Da mesma maneira, qualquer iniciativa de alternativa ao status quo foi combatida, perseguida e destruída ferozmente pela elite política, latifundiária e empresarial brasileira, que se utilizou do Estado para punir e tornar os pobres invisibilizados —a exemplo da chacina de Canudos, uma guerra contra trabalhadores que buscavam uma vida solidária.

Mas não é preciso ir tão longe na história. Basta constatar os ataques cotidianos contra moradores de rua, sendo o mais emblemático o ocorrido em 1997, quando cinco jovens queimaram o índio Galdino, que dormia em um ponto de ônibus em Brasília. Quando interpelados sobre o ato, responderam que não sabiam se tratar de um indígena —pensaram ter ateado fogo a um mendigo.

Outro fato é a crueldade que ocorre cotidianamente nas periferias brasileiras, aberrações normalizadas, nas quais jovens pobres e negros são mortos por policiais negros —os quais, por vezes, também morrem numa hipócrita “guerra contra as drogas”.
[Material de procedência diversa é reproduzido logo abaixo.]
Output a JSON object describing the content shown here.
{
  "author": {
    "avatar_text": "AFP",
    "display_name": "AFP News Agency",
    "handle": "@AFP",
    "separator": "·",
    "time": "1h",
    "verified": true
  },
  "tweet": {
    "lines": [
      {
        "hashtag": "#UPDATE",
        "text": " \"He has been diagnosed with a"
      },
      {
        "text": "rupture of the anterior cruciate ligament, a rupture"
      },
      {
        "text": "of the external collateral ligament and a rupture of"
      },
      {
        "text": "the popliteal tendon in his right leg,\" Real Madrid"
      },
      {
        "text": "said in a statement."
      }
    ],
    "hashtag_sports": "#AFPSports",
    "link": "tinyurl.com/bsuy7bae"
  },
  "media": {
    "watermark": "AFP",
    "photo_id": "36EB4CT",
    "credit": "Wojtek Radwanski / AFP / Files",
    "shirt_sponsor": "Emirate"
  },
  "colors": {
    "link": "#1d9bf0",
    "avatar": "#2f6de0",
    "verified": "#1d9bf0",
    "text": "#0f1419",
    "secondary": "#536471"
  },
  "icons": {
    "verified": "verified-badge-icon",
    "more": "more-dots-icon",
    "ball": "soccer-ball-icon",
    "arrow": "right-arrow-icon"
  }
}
Em um país de uma elite aporófoba, a manutenção da desigualdade social se faz pela perseguição das minorias. Por isso é necessário, para a “elite do atraso”, lembrando aqui as palavras do sociólogo Jessé Souza, que as comunidades periféricas continuem a ser vistas como lugares de má fama, de horror e de morte.

Cria-se dessa forma um círculo vicioso em que as desigualdades sociais e raciais, além da falta de políticas públicas de inclusão, empurram vários jovens da periferia para a criminalidade. Essa marginalização “atesta” o rosto do criminoso no Brasil: preto e pobre.

Os noticiários apontam para essa doença social: crianças negras mortas nas favelas por balas “perdidas”; pobres morrendo em mesas de cirurgia em abortos clandestinos; devastação de territórios dos povos indígenas; discursos e crimes de ódio contra pessoas e movimentos sociais.

Tudo isso demonstra que essa doença social está entranhada no Brasil. A aporofobia está presente como substrato, mas, além da aversão, também é medo, é horror ao pobre. Mas tal medo não é de todo injustificado, pois se os que são explorados cotidianamente descobrirem sua soberania e compreenderem que na verdade são maioria, ainda que invisibilizada, haverá o perigo dos oprimidos se perceberem gente, povo autônomo, e que sua força e criatividade sempre foram a cura para um país e uma elite doente, possuindo em suas mãos as ferramentas para destruir as estruturas arcaicas mantidas pela aporofobia.